Diabetes mellitus and the metabolic syndrome (MS) are reaching epidemic proportions in the United States, and cardiovascular disease continues to be the leading cause of death among patients with diabetes. A range of noninvasive screening tools may help reduce the morbidity and mortality of patients with diabetes because of early detection of subclinical cardiovascular disease and active monitoring of the effectiveness of therapy.
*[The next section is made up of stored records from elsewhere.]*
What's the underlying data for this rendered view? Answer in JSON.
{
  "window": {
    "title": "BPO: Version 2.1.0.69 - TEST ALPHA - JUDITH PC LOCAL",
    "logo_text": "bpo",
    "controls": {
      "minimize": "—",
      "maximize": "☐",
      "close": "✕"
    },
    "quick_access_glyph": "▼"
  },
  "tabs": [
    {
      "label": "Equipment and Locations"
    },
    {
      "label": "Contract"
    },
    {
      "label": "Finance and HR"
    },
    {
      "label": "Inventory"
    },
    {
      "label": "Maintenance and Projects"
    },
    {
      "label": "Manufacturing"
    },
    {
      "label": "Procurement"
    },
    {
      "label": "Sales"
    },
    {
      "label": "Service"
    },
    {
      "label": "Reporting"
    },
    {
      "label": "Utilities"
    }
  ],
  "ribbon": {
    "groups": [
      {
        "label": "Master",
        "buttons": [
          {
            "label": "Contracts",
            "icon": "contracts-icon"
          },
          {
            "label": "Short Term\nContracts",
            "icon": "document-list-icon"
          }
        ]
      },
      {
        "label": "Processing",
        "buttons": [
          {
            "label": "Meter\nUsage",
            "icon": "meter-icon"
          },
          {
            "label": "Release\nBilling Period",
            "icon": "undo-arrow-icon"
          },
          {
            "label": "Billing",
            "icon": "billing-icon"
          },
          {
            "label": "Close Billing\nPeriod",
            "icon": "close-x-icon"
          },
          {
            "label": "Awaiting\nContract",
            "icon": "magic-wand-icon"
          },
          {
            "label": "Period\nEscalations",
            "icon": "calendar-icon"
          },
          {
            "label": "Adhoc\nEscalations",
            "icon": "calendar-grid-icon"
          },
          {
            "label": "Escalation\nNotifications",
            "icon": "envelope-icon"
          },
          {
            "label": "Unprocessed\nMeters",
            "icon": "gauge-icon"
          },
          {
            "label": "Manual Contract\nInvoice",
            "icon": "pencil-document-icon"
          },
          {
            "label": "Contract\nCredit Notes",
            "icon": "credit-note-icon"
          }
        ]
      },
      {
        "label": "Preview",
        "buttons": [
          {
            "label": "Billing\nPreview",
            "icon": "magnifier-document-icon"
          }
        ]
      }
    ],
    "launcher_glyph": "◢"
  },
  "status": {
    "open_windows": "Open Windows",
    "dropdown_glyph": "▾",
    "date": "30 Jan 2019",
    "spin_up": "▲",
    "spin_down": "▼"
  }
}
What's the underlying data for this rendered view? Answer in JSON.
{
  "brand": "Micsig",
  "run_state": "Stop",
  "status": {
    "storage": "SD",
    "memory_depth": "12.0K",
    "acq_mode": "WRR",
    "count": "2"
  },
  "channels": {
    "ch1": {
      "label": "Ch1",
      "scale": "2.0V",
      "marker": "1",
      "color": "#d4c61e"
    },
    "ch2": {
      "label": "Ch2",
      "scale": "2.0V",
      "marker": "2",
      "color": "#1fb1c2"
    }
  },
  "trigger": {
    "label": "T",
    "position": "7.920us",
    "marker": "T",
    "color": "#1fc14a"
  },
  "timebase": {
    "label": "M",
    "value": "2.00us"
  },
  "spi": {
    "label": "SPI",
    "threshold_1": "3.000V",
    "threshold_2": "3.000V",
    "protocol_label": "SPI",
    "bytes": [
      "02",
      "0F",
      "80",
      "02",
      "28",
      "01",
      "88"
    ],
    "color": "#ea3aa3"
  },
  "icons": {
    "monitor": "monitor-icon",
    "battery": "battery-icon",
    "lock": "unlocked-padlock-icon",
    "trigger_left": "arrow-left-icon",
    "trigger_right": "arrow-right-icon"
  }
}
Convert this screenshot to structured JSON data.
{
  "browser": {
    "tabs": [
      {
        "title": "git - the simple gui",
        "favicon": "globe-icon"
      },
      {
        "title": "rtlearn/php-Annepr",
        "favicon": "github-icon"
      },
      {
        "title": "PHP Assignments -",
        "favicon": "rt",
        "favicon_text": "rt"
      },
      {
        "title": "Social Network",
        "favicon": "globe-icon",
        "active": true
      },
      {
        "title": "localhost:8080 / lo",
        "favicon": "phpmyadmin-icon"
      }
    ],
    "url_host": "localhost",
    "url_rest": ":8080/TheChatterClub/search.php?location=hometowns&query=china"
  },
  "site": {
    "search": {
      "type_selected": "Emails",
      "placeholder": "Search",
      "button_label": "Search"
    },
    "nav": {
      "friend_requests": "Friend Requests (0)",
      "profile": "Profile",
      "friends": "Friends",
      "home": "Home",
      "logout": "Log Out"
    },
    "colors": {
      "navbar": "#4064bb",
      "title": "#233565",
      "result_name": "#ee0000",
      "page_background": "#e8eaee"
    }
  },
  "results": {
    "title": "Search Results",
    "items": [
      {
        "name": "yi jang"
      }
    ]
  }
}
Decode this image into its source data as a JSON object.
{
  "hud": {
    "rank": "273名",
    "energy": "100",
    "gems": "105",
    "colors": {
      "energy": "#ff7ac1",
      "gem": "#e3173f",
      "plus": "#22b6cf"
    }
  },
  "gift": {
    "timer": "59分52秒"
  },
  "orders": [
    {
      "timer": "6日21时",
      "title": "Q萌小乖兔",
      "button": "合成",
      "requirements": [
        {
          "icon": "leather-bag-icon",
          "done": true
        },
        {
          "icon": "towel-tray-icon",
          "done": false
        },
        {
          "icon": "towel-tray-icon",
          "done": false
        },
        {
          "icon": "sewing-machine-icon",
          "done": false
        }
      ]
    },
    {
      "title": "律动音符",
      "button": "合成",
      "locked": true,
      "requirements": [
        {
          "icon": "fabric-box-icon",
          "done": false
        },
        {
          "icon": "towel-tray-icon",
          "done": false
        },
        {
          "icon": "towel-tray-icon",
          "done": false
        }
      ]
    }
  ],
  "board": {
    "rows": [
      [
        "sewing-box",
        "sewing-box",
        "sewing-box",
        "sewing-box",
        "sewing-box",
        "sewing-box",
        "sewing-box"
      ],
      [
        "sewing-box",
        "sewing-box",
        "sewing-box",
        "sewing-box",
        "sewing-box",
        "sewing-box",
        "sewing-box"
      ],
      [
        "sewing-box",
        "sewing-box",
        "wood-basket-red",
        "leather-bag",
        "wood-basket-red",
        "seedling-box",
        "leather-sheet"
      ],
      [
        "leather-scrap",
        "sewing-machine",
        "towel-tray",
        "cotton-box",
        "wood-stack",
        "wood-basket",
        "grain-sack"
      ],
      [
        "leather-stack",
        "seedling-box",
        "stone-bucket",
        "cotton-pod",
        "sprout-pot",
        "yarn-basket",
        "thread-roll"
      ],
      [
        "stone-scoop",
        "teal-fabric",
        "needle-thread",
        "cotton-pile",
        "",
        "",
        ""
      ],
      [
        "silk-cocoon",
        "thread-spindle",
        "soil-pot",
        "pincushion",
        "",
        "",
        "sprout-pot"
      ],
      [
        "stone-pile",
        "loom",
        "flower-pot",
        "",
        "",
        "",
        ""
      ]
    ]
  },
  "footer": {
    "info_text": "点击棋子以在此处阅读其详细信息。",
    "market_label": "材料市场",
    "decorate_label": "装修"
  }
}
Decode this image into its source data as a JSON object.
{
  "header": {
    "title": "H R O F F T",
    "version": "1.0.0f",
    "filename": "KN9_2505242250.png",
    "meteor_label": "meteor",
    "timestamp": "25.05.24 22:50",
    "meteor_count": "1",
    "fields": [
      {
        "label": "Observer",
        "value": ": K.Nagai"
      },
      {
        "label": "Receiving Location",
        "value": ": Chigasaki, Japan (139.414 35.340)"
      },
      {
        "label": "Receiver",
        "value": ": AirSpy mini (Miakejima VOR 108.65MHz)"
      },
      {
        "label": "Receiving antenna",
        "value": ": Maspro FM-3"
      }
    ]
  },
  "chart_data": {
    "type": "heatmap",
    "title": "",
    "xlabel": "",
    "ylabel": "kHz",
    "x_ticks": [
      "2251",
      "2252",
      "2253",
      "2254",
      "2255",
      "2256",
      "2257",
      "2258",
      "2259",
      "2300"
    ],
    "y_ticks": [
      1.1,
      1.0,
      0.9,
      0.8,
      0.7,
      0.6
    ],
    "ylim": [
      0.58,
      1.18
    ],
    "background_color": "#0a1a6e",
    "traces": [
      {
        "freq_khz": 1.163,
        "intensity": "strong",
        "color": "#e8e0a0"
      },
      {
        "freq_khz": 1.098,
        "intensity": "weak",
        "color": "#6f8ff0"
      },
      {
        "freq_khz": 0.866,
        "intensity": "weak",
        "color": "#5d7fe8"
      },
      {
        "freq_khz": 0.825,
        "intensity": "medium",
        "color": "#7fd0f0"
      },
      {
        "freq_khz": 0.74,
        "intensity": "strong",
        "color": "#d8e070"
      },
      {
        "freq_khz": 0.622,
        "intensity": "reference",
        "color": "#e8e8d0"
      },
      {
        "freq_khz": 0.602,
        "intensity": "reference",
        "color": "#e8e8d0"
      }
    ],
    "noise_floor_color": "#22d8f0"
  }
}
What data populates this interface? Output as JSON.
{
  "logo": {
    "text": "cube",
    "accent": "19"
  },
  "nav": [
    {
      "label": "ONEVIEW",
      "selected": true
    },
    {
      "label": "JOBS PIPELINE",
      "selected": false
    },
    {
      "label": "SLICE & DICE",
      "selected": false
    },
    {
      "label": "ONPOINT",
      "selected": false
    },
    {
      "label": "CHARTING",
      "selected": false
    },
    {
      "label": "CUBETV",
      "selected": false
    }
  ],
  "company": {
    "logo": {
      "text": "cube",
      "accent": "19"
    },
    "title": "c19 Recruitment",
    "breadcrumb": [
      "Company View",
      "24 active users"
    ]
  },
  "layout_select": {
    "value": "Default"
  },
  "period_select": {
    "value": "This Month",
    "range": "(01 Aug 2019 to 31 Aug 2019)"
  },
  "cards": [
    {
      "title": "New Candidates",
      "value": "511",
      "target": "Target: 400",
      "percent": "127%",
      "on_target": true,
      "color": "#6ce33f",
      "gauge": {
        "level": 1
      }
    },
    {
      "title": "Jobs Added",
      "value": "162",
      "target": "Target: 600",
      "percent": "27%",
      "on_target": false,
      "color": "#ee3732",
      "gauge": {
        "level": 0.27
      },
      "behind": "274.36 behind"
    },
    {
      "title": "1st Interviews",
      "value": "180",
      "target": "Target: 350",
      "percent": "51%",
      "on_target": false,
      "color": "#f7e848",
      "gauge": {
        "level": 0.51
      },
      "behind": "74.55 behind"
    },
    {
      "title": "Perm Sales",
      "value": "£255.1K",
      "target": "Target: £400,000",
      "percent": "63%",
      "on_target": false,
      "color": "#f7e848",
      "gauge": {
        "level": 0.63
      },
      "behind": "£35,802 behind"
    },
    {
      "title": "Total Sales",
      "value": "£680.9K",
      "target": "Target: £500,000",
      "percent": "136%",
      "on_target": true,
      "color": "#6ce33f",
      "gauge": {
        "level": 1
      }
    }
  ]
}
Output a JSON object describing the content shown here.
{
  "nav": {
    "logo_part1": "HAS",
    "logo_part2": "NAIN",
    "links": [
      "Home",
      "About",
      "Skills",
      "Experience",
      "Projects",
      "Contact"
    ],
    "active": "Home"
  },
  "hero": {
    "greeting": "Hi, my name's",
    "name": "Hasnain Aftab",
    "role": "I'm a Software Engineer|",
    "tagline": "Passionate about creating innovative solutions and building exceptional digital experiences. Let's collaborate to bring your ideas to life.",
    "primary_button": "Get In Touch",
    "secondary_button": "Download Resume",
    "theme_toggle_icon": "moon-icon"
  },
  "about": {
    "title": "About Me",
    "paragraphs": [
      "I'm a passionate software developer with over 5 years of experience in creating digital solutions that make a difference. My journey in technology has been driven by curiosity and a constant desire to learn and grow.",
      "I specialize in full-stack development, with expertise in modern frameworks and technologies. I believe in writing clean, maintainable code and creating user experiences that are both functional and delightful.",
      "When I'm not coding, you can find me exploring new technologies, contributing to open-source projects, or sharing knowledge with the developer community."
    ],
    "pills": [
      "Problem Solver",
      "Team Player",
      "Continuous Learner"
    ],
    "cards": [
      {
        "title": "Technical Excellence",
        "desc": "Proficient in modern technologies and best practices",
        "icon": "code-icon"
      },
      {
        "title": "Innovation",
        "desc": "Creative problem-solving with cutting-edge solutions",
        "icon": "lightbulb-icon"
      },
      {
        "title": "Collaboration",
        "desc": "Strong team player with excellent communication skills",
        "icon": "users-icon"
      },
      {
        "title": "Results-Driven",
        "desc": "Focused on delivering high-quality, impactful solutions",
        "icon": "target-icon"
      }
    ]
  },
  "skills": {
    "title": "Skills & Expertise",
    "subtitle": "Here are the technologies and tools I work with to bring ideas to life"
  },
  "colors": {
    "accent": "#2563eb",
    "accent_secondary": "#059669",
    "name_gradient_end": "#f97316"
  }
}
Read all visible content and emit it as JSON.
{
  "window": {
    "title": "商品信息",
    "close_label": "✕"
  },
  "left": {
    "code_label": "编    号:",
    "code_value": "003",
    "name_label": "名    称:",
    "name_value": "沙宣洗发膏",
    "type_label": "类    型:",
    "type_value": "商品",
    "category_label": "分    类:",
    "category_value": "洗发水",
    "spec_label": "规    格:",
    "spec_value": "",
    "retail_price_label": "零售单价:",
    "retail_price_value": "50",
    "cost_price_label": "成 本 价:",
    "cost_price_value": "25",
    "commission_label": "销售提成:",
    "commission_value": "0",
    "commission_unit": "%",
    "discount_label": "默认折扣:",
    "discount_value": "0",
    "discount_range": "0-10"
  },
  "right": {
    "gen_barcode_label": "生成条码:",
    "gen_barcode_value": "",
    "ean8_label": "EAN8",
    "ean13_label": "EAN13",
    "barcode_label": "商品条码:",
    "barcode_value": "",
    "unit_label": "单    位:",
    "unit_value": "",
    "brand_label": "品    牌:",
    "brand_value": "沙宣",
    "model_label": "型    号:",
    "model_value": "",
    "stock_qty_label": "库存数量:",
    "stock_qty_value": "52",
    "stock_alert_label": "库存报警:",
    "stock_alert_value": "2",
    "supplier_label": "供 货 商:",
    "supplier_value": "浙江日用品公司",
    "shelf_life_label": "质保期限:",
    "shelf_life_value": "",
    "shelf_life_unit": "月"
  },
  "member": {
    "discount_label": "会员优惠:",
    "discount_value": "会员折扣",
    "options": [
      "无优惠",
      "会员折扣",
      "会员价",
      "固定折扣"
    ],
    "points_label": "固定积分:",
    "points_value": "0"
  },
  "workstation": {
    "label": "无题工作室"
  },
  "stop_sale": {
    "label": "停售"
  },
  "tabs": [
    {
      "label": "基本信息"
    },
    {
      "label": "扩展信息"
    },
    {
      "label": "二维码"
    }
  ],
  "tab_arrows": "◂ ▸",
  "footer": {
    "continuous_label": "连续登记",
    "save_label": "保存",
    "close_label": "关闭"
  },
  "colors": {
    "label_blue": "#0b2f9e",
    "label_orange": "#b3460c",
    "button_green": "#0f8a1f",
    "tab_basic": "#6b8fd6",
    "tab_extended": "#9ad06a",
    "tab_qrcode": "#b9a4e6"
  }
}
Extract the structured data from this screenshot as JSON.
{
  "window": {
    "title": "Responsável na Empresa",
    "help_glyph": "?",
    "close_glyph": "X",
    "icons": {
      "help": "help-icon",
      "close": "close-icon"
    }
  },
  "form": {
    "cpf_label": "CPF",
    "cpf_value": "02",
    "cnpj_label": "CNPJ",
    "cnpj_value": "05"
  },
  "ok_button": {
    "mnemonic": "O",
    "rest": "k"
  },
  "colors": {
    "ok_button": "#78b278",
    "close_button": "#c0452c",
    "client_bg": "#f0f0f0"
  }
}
Surrogate markers of subclinical disease include conventional and contrast-enhanced ultrasound imaging of carotid artery intima-media thickness (c-IMT), 2-dimensional echocardiography, coronary artery calcium imaging, cardiac magnetic resonance imaging, ankle-brachial indices, and brachial artery reactivity testing. Because these noninvasive imaging tools are relatively comfortable and entail relatively low risk to the patient, they are ideal for initial screening and for the repeated imaging that is required for monitoring the effectiveness of therapy. Moreover, when used in large numbers of patients with diabetes, prediabetes, and the MS, these imaging tools may be useful in developing and validating thresholds for the use of lipid-lowering therapy as well as clear therapeutic goals for this population. In addition, contrast-enhanced c-IMT scans now produce real-time images of the vasa vasorum and neovascularization of atherosclerotic plaque, potentially causing a paradigm shift in our view of the genesis of atherosclerosis and affecting treatment options for all populations. Thus, surrogate markers may not only help improve individual patient outcomes, they also may help direct scarce medical resources to maximize medical benefits, improve overall medical care, and minimize costs and untoward side effects.

摘要

在美国,糖尿病和代谢综合征(MS)正呈流行态势,而心血管疾病仍是糖尿病患者的主要死因。一系列非侵入性筛查工具可能有助于降低糖尿病患者的发病率和死亡率,因为它们能早期检测亚临床心血管疾病,并积极监测治疗效果。亚临床疾病的替代标志物包括颈动脉内膜中层厚度(c-IMT)的传统超声成像和对比增强超声成像、二维超声心动图、冠状动脉钙化成像、心脏磁共振成像、踝臂指数以及肱动脉反应性测试。由于这些非侵入性成像工具相对舒适,且对患者风险较低,它们非常适合用于初始筛查以及监测治疗效果所需的重复成像。此外,当应用于大量糖尿病、糖尿病前期和MS患者时,这些成像工具可能有助于制定和验证使用降脂治疗的阈值以及该人群明确的治疗目标。此外,对比增强c-IMT扫描现在可以生成滋养血管和动脉粥样硬化斑块新生血管形成的实时图像,这可能会使我们对动脉粥样硬化发生机制的看法发生范式转变,并影响所有人群的治疗选择。因此,替代标志物不仅可能有助于改善个体患者的预后,还可能有助于引导稀缺的医疗资源,以实现最大的医疗效益,改善整体医疗护理,并将成本和不良副作用降至最低。